In a tale Maya Jiro Mithe, a boy from the Jero tribe who lived by the seashore is swallowed by a Bol fish and rescued by friends led by Kaulo. The stomach of the Bol fish is cut up to release the trapped Mithe crouching inside. There was general excitement about cutting up the massive fish to be roasted on the machaan, but inadvertently a nerve of the fish that was tossed into the fire burst with a loud bang and all the children and boys were turned into birds. This story of evolution explains why birds are revered as the ancestors of the Andamanese.

Inevitably in primitive civilisations, cultural values are handed down from one generation to the next by way of songs and oral narratives. The Tale of Maya Lephai narrates a story of love, betrayal and honour killing in the hills of Bontaing, the indigenous name of the north side of the Jarawa Reserve near Bluff Island in the Middle Andamans.
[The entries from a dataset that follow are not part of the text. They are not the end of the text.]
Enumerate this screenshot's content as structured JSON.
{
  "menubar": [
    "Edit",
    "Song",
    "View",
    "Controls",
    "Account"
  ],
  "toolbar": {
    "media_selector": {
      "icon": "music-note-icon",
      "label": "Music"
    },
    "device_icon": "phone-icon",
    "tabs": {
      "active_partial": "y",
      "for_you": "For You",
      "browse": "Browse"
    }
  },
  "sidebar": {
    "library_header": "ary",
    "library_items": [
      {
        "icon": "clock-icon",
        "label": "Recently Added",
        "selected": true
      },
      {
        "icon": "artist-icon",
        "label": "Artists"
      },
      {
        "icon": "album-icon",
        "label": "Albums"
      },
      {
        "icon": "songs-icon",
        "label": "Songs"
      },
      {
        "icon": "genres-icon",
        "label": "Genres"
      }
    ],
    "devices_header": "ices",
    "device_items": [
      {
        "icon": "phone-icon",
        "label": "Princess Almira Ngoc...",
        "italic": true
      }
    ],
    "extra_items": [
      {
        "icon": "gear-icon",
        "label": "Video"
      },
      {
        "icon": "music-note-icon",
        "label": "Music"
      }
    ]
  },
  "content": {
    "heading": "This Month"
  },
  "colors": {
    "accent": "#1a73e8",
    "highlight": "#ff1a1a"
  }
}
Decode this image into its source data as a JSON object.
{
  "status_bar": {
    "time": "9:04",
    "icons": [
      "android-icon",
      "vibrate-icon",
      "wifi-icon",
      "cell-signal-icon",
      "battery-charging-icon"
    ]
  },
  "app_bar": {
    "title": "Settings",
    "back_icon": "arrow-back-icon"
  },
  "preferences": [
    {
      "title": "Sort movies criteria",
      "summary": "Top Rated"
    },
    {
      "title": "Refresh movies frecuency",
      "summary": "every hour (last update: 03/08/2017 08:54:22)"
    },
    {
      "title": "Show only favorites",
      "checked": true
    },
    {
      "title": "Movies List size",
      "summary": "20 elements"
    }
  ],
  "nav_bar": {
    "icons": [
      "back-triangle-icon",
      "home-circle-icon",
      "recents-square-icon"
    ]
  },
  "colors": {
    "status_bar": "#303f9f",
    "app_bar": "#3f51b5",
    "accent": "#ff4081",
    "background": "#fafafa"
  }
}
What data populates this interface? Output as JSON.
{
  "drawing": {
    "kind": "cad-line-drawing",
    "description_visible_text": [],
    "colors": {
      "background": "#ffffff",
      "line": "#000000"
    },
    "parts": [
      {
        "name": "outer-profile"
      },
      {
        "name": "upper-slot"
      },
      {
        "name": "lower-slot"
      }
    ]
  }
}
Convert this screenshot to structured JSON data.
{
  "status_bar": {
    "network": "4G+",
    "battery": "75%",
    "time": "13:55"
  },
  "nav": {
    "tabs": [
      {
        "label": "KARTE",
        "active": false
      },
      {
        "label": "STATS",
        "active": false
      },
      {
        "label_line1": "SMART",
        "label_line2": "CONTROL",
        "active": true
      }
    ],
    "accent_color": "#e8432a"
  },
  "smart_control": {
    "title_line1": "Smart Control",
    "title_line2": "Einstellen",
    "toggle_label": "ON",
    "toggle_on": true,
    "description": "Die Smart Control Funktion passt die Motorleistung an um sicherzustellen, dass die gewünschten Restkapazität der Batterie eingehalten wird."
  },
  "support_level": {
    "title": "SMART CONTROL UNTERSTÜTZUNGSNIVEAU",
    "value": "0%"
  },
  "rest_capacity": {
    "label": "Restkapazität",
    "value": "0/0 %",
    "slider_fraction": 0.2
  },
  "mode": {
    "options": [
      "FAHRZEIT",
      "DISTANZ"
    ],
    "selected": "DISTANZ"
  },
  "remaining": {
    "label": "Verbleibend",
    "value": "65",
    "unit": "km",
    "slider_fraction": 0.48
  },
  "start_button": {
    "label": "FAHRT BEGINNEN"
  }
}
Social practices like cannibalism and funeral rites for different types of death — natural death, hunting deaths, death by choking on a bone, deaths of children — form the theme of The Tale of Juro, the Headhunter.

Several stories are lessons in environment sustainability. They advocate conservation of indigenous knowledge and the advantages of shared living in clans. This reminds one of the 2004 tsunami that transformed the geo-topographical structure of the islands. On the occasion, it was older members of the tribes who identified trees that saved many lives, advised shelter on higher ground to beat high waves and used their cognitive skills and racial memory to survive the force of the tsunami.

Even Present-day Great Andamanese (PGA) which became an endangered language in the early years of the 21st century has become extinct. What remains are stories and songs rescued from oblivion because of the trust built between Abbi and natives, urging them to remember and share. The outcome is this amazing collection that counters the British myth that the Andamanese were savages.

The loss of their native culture and languages began with European colonialism, persisted with official apathy in independent India and society’s indifference towards conservation and environmental degradation.